Spotkanie Rady Miasta Miami zaplanowano na 10 maja. W trakcie jego trwania dyskutowana będzie kwestia kontraktu na organizację ulicznego wyścigu Formuły 1. Miałby on obowiązywać w latach 2019-2028. Jeśli głosowanie zakończy się sukcesem, to obie strony zajęłyby się detalami kontraktu, którego finalizacja nastąpiłaby najpóźniej 1 lipca.
Orędownikiem organizacji wyścigu F1 na ulicach Miami jest burmistrz Francis Suarez oraz trzech miejskich radnych. Według pierwszych informacji, premierowe zawody na Florydzie miałyby się odbyć w październiku.
Nie jest tajemnicą, że Liberty Media chce zwiększyć liczbę wyścigów F1 w Stanach Zjednoczonych. Obecnie w tym państwie odbywa się tylko jedno Grand Prix, którego gospodarzem jest Austin w stanie Teksas.
- Doceniamy zainteresowanie organizacją wyścigu F1 i cieszymy się, że będziemy w tym zakresie współpracować z miejscowymi urzędnikami. Oby udało nam się ożywić tę wizję. Mamy ponad pół miliarda fanów na całym świecie. Formuła 1 to największe widowisko wyścigowe na świecie, a Miami ma status jednego z najbardziej kultowych i czarujących miast na świecie. W połączeniu z rozwiniętą infrastrukturą turystyczną, czyni to z Miami idealne miejsce dla F1 - ogłosił Sean Bratches, dyrektor zarządzający F1.

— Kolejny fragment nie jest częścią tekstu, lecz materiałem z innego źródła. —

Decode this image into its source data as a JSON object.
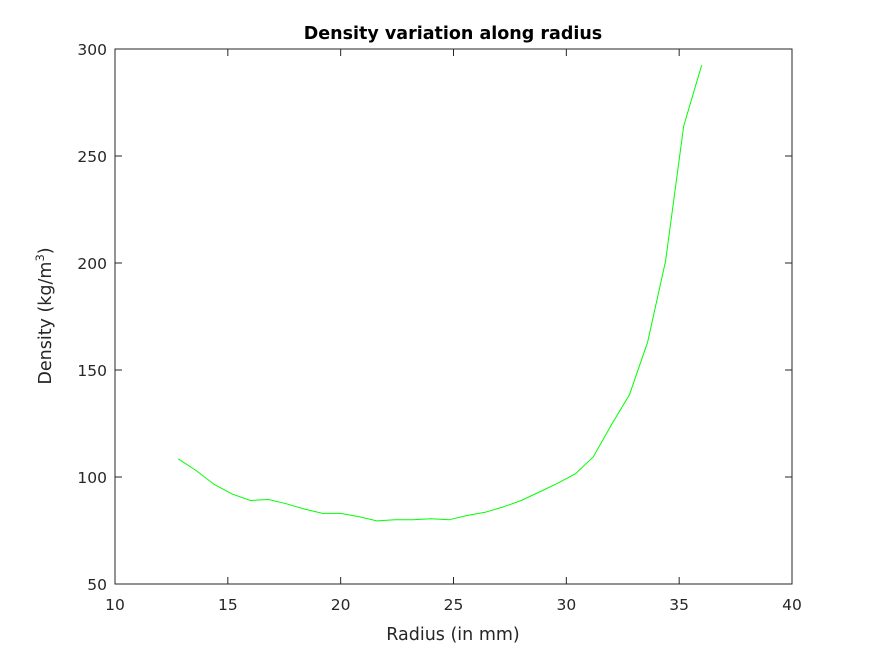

Według informacji "Motorsportu", F1 złożyła już w Światowej Organizacji Własności Intelektualnej wnioski o zastrzeżenie znaku i nazwy "Formuła 1 Miami Grand Prix" oraz "Grand Prix Miami Formuły 1".
W przeszłości miasto na Florydzie było też organizatorem wyścigu Formuły E. Elektryczne samochody ścigały się na ulicach Miami w 2015 roku.